Why is the possibility of cutting pensions for public employees an issue?
First of all, PERS is a contract between the state of California and many of public employees in the state.
The key constitutional issues of the state changing the terms of the PERS contract are the Contracts Clause and the Takings Clause (5th and 14th Amendments of the Federal Constitution):
Contracts Clause - “No state shall…pass any law impairing the Obligation of Contracts”
Takings Clause – if the state interferes with property rights (such as wages or pension), it may be required to provide “just compensation.”
The first question in a court case of this type is whether the contract was whether the breaking of the contract caused participants to the contract trouble in preparing for retirement, difficulty in paying bills, etc.
If the court concludes that contract was broken to that extent, the court next considers whether the impairment served an important government purpose, such as the protection of its citizens from harm.

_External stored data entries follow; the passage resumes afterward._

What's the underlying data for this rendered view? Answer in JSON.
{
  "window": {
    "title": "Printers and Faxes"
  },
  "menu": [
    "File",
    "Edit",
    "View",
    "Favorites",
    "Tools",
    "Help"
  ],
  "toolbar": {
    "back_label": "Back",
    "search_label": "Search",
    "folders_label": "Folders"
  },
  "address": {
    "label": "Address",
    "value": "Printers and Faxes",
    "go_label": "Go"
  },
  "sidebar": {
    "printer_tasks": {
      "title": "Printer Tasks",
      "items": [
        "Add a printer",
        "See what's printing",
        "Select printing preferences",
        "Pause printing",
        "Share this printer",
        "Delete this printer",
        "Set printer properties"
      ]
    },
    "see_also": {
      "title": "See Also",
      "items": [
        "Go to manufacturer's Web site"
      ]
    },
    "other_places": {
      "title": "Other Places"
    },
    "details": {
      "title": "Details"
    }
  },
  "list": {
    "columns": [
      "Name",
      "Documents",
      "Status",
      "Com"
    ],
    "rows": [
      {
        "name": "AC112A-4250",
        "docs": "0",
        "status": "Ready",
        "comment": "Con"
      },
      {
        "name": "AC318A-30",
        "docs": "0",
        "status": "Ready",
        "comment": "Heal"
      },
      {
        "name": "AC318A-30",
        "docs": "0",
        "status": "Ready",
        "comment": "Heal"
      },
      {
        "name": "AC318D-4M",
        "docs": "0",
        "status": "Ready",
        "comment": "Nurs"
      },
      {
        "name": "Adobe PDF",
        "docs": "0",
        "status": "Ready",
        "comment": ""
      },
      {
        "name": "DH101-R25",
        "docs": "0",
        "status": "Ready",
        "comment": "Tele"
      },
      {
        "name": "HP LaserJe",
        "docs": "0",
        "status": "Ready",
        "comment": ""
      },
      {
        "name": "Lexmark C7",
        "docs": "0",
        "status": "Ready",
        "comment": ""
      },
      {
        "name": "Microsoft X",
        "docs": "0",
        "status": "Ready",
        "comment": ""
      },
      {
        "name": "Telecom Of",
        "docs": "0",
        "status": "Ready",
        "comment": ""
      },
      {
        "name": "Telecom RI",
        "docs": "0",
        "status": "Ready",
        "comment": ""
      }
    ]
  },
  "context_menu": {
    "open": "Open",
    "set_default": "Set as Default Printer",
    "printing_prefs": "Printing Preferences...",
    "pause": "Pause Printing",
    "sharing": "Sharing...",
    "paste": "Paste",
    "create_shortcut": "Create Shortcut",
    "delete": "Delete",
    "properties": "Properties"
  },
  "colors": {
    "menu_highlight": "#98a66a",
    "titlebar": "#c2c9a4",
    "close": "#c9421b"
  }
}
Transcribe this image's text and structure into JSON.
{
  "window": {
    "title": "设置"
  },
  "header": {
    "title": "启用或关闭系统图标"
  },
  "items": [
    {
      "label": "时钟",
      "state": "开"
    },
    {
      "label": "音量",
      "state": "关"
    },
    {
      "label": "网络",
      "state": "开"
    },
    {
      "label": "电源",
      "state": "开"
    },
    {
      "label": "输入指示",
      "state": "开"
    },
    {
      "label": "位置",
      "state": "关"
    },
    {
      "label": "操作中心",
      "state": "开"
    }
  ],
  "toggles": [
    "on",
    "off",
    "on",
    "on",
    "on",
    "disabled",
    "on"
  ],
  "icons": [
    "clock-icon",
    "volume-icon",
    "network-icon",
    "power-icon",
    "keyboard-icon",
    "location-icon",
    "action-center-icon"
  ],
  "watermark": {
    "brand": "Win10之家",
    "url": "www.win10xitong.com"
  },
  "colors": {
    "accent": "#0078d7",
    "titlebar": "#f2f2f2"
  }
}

A court considers whether the law was foreseeable or even plausible at the time the contract was made. It can also take into consideration that when the state is faced with a budgetary deficit, the legislature has many alternatives available to it, such as reducing state services not governed by contract and raising taxes.
If the impairment to the contract is not really necessary to protect the citizens, the court will rule in favor of those who brought suit on the impairment of contract (i.e. the employees).
Bottom line: To win on the questions the court asks, employees will need to show that they have relied upon the pension system promised them when they became members of PERS. They will need to show that the state of California has alternatives to cutting our pensions. And, they will need to show that the idea of cutting pensions drastically was not foreseeable at the time they joined PERS. There is no sure way to tell how the courts will rule, but by emphasizing these themes will force the courts to recognize the value of the contract the government makes with public employees and the consequences of breaking the contract.